Module Review: Data Modeling

Key Takeaways

Query-First: Always start with your application queries. Map 1 Query → 1 Table.
Partition Key: Determines which node stores the data. Must have high cardinality to avoid Hot Partitions.
Clustering Key: Determines the sort order of data on disk. Enables efficient range queries.
Denormalization: Duplicating data is necessary to achieve fast reads.
Write Amplification: Writing to multiple tables is cheaper than doing distributed JOINs.

Flashcards

What determines data distribution?

Tap to reveal

The Partition Key

Cassandra hashes the Partition Key to a Token, which determines which node stores the data.

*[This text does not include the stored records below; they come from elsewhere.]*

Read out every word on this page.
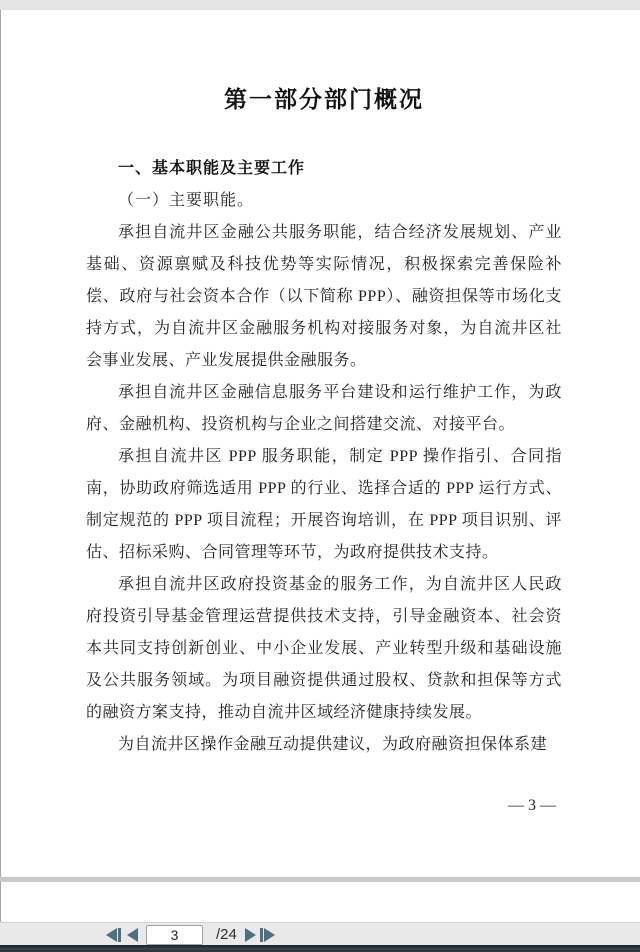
第一部分部门概况
一、基本职能及主要工作
（一）主要职能。

承担自流井区金融公共服务职能，结合经济发展规划、产业基础、资源禀赋及科技优势等实际情况，积极探索完善保险补偿、政府与社会资本合作（以下简称 PPP）、融资担保等市场化支持方式，为自流井区金融服务机构对接服务对象，为自流井区社会事业发展、产业发展提供金融服务。

承担自流井区金融信息服务平台建设和运行维护工作，为政府、金融机构、投资机构与企业之间搭建交流、对接平台。

承担自流井区 PPP 服务职能，制定 PPP 操作指引、合同指南，协助政府筛选适用 PPP 的行业、选择合适的 PPP 运行方式、制定规范的 PPP 项目流程；开展咨询培训，在 PPP 项目识别、评估、招标采购、合同管理等环节，为政府提供技术支持。

承担自流井区政府投资基金的服务工作，为自流井区人民政府投资引导基金管理运营提供技术支持，引导金融资本、社会资本共同支持创新创业、中小企业发展、产业转型升级和基础设施及公共服务领域。为项目融资提供通过股权、贷款和担保等方式的融资方案支持，推动自流井区域经济健康持续发展。

为自流井区操作金融互动提供建议，为政府融资担保体系建

— 3 —
3
/24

What is the purpose of the Clustering Key?

Tap to reveal

Sorting & Range Queries

It sorts data within a partition, allowing for efficient range scans (e.g., time-series data).

Why do we Denormalize?

Tap to reveal

To Optimize Reads

We accept slower writes (Write Amplification) to achieve O(1) read latency without JOINs.

What is a Hot Partition?

Tap to reveal

Uneven Data Distribution

Caused by a low-cardinality Partition Key, sending too much traffic to a single node.

How do we ensure consistency across tables?

Tap to reveal

Logged Batches

Logged Batches guarantee atomicity (all-or-nothing) when updating multiple tables for denormalization.

Cheat Sheet

Primary Key Syntax

Syntax	Partition Key	Clustering Key
`PRIMARY KEY (a)`	`a`	None
`PRIMARY KEY (a, b)`	`a`	`b`
`PRIMARY KEY ((a, b), c)`	`a`, `b`	`c`
`PRIMARY KEY ((a), b, c)`	`a`	`b`, `c`

Modeling Do’s and Don’ts

Do	Don’t
✅ Start with Queries	❌ Start with Tables
✅ Duplicate Data	❌ Use client-side JOINs
✅ High Cardinality PK	❌ Low Cardinality PK (e.g., Boolean)
✅ Use Batches for Sync	❌ Use Batches for Bulk Load
✅ Order by Clustering Key	❌ Order by client-side sorting

Practice Scenario

Task: Design a schema for a “IoT Sensor Network”.

We have thousands of sensors.
We need to see the latest temperature for a specific sensor.
We need to see all temperature readings for a specific sensor for a specific day.

Solution:

CREATE TABLE sensor_readings_by_day (
    sensor_id uuid,
    date date,
    recorded_at timestamp,
    temperature decimal,
    PRIMARY KEY ((sensor_id, date), recorded_at)
) WITH CLUSTERING ORDER BY (recorded_at DESC);

Partition Key: (sensor_id, date) - Ensures that a single partition doesn’t grow indefinitely. Each day is a new partition.
Clustering Key: recorded_at - Sorts readings chronologically.